Thursday, July 30, 2020

Sharing the spotlight - 4 star batters

Another card in my irregular 'Sharing the Spotlight' series. 

Card Number 225: Upper Deck, 1993; #474 (Team Stars insert)

Tony shared the spotlight here with three team-mates, Gary Sheffield, Phil Plantier, and Fred McGriff.  Their combined offensive power is outlined on the cardback.

You would expect players with these pedigrees to put the Padres out of sight in their division. Gary Sheffield and Fred McGriff are the only two players to hit more than 30 home runs in a season for 5 different teams. (Fred is also the player with the highest number of home runs - 493 - not to have been inducted in the Hall of Fame!) Gary Sheffield's batting title in 1992 means he is the only San Diego Padre apart from Tony to become a batting champion. 

However by the middle of the 1993 season the four players pictured on this card were no longer team-mates. In the summer Fred McGriff was traded to the Atlanta Braves, and Gary Sheffield went to the Florida Marlins (as they were called then) where a few years later he was a World Series winner. Gary's subsequent lengthy career across both the National League and American League means he holds the record for the most ballparks played in (51). He eventually retired after a final season in 2010.

Phil Plantier was still a Padre at the end of the season, recording career highs in RBI and home runs. However he was traded at the end of the 1994 season, with Padres legend, the late Ken Caminiti travelling the other way from the Houston Astros. Plantier returned to the Padres twice more during his short career for a couple of half-season stints before being the first of the players featured on this card to retire, at the end of the 1998 season.
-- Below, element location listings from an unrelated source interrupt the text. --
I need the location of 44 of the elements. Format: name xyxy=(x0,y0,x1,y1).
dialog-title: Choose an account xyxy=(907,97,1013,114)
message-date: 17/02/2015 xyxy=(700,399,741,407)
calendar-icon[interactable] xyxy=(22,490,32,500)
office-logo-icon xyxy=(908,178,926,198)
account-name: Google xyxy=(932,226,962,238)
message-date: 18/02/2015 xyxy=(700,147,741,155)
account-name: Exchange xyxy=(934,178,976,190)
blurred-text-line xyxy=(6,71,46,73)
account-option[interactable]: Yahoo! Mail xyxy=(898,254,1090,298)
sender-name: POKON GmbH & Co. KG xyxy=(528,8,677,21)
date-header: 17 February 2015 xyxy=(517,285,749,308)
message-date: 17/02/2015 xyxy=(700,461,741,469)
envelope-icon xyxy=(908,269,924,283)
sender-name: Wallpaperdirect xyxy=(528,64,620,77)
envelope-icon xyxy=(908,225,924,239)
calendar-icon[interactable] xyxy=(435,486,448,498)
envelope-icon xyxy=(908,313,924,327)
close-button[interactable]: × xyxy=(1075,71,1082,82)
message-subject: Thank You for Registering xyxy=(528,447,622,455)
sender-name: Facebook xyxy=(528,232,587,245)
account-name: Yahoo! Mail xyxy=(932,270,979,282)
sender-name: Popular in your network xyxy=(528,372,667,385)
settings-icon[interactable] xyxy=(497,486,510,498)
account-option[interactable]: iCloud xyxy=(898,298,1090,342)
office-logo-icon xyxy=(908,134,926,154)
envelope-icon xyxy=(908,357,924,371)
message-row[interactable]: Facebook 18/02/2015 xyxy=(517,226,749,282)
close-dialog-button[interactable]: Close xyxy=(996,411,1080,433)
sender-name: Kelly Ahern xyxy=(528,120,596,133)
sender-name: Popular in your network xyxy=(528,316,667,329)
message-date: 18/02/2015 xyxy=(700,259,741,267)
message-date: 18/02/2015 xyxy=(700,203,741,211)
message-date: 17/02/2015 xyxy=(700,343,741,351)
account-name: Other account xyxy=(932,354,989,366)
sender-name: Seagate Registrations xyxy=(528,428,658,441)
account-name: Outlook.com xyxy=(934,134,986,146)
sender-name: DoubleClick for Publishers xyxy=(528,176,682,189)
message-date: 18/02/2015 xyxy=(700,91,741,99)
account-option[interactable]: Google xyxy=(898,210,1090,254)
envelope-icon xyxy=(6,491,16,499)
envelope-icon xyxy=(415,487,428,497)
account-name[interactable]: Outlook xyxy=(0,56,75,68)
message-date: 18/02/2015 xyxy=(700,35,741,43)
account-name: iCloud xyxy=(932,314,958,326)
All baseball cards capture a moment in time. This card reflects a brief window when the Padres boasted what was on paper one of the most powerful batting line-ups in their history. A few months into the season and and this card was already an artifact of a team that had gone its separate ways.

Total: 225/394


  1. Plantier was the only one I couldn't identify from the photo... which is weird, because I was stocking up on his 1991 Stadium Club rookie back in the day. Shame the Padres couldn't make the playoffs with that lineup. They even had Benito Santiago and Tony Fernandez on that 1992 team.

    1. I fear that not living up to expectations is a Padres trait.